Cet objet est ainsi décrit par son auteur :
« Nous suivons le protagoniste, une apparition fantôme de l’économiste James
Buchanan, dont les théories reposaient sur une foi totale dans le marché pour
créer un monde libre et juste. C’est sa rencontre avec cette Liberté et son déficit
écologique. […]
Le lien entre la destruction écologique et le marché libre est exploré à travers trois
épisodes : Regarder, voir et nettoyer. Il jette un regard sur ces sujets polarisés qui
brouillent la frontière entre le biopic et le rêve surréaliste. [...]

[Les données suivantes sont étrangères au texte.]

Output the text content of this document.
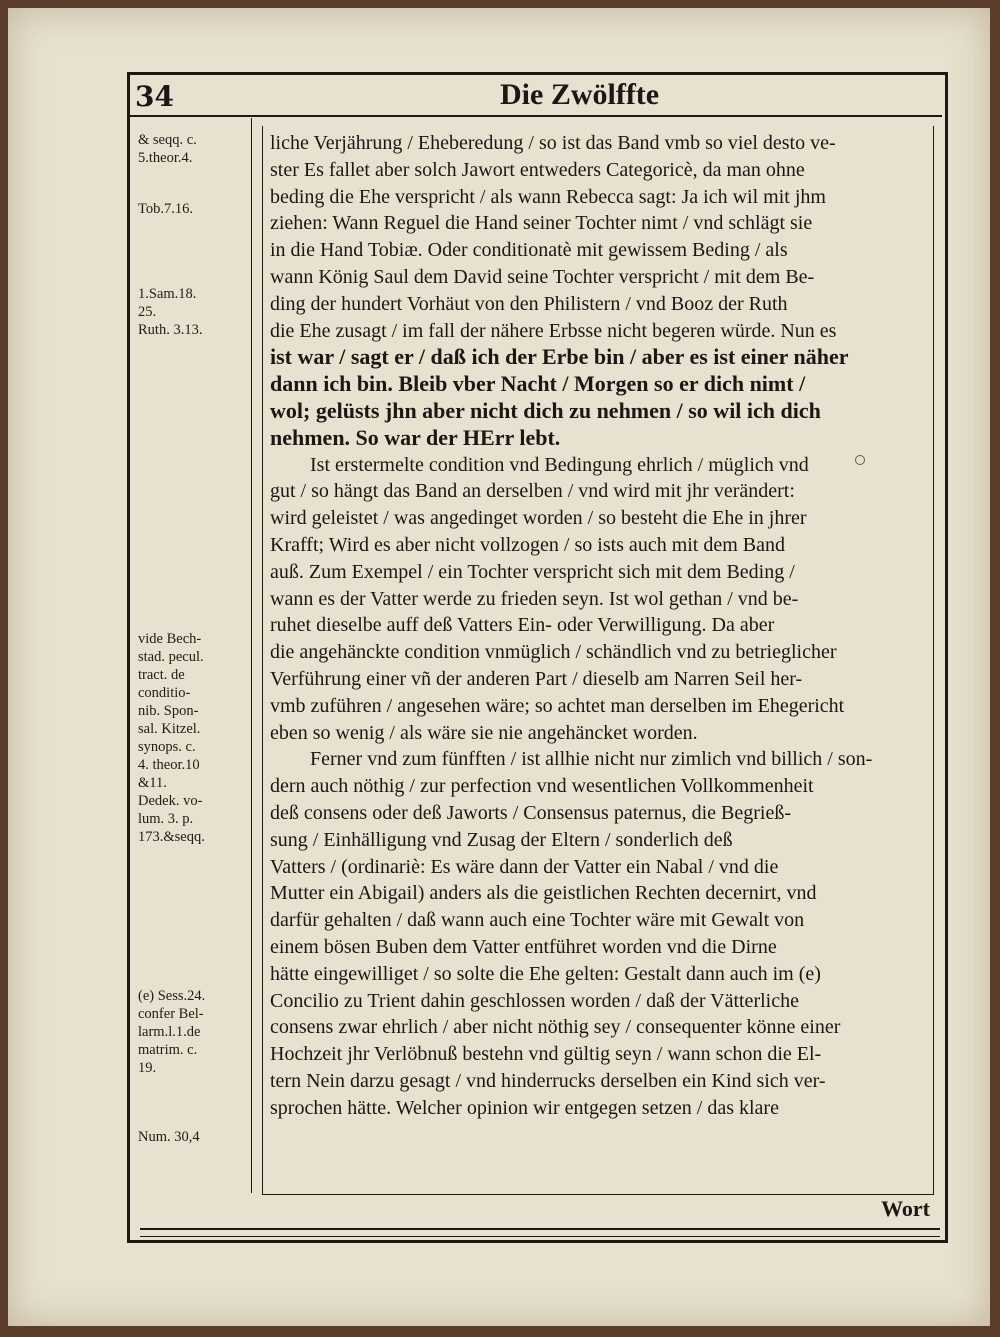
34	Die Zwölffte
& seqq. c.
5.theor.4.
Tob.7.16.
1.Sam.18.
25.
Ruth. 3.13.
vide Bech-
stad. pecul.
tract. de
conditio-
nib. Spon-
sal. Kitzel.
synops. c.
4. theor.10
&11.
Dedek. vo-
lum. 3. p.
173.&seqq.
(e) Sess.24.
confer Bel-
larm.l.1.de
matrim. c.
19.
Num. 30,4
liche Verjährung / Eheberedung / so ist das Band vmb so viel desto ve-
ster Es fallet aber solch Jawort entweders Categoricè, da man ohne
beding die Ehe verspricht / als wann Rebecca sagt: Ja ich wil mit jhm
ziehen: Wann Reguel die Hand seiner Tochter nimt / vnd schlägt sie
in die Hand Tobiæ. Oder conditionatè mit gewissem Beding / als
wann König Saul dem David seine Tochter verspricht / mit dem Be-
ding der hundert Vorhäut von den Philistern / vnd Booz der Ruth
die Ehe zusagt / im fall der nähere Erbsse nicht begeren würde. Nun es
ist war / sagt er / daß ich der Erbe bin / aber es ist einer näher
dann ich bin. Bleib vber Nacht / Morgen so er dich nimt /
wol; gelüsts jhn aber nicht dich zu nehmen / so wil ich dich
nehmen. So war der HErr lebt.
Ist erstermelte condition vnd Bedingung ehrlich / müglich vnd
gut / so hängt das Band an derselben / vnd wird mit jhr verändert:
wird geleistet / was angedinget worden / so besteht die Ehe in jhrer
Krafft; Wird es aber nicht vollzogen / so ists auch mit dem Band
auß. Zum Exempel / ein Tochter verspricht sich mit dem Beding /
wann es der Vatter werde zu frieden seyn. Ist wol gethan / vnd be-
ruhet dieselbe auff deß Vatters Ein- oder Verwilligung. Da aber
die angehänckte condition vnmüglich / schändlich vnd zu betrieglicher
Verführung einer vñ der anderen Part / dieselb am Narren Seil her-
vmb zuführen / angesehen wäre; so achtet man derselben im Ehegericht
eben so wenig / als wäre sie nie angehäncket worden.
Ferner vnd zum fünfften / ist allhie nicht nur zimlich vnd billich / son-
dern auch nöthig / zur perfection vnd wesentlichen Vollkommenheit
deß consens oder deß Jaworts / Consensus paternus, die Begrieß-
sung / Einhälligung vnd Zusag der Eltern / sonderlich deß
Vatters / (ordinariè: Es wäre dann der Vatter ein Nabal / vnd die
Mutter ein Abigail) anders als die geistlichen Rechten decernirt, vnd
darfür gehalten / daß wann auch eine Tochter wäre mit Gewalt von
einem bösen Buben dem Vatter entführet worden vnd die Dirne
hätte eingewilliget / so solte die Ehe gelten: Gestalt dann auch im (e)
Concilio zu Trient dahin geschlossen worden / daß der Vätterliche
consens zwar ehrlich / aber nicht nöthig sey / consequenter könne einer
Hochzeit jhr Verlöbnuß bestehn vnd gültig seyn / wann schon die El-
tern Nein darzu gesagt / vnd hinderrucks derselben ein Kind sich ver-
sprochen hätte. Welcher opinion wir entgegen setzen / das klare
Wort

L’iconographie païenne et l’économie de marché se rejoignent dans le personnage
directeur : Canan. Personnage frankensteinien vêtu d’un masque tribal associé à
un costume, une cravate et un poncho de pluie, Canan est suivi à Londres, ses
interactions avec ses environnements capturés de manière à montrer la tension entre
son intention et les produits de ses théories. », Michael Davies.
La difficulté du film par rapport à
la proposition qui l’accompagne
réside en ce que son propos garde
presque constamment le mode
de l’allusif et ce, à travers un jeu
d’images souvent spectrales.
Au pas à pas, la compréhension
de sa logique narrative trébuche : il faut avoir recours à l’interprétation pour raccorder
les images et séquences réellement visibles avec ce qu’annonce le projet de Michael
Davies et James Hatton.
D’emblée, le titre lance un jeu de mots entre « Canan » comme diminutif de Buchanan
et celle de canon comme modèle, référence, pensée canonique, celle d’un économiste
qui prôna la liberté individuelle comme critère premier avant même l’égalité entre les
hommes. Liberty or Life : la liberté est la vie même, pas de vraie vie sans liberté.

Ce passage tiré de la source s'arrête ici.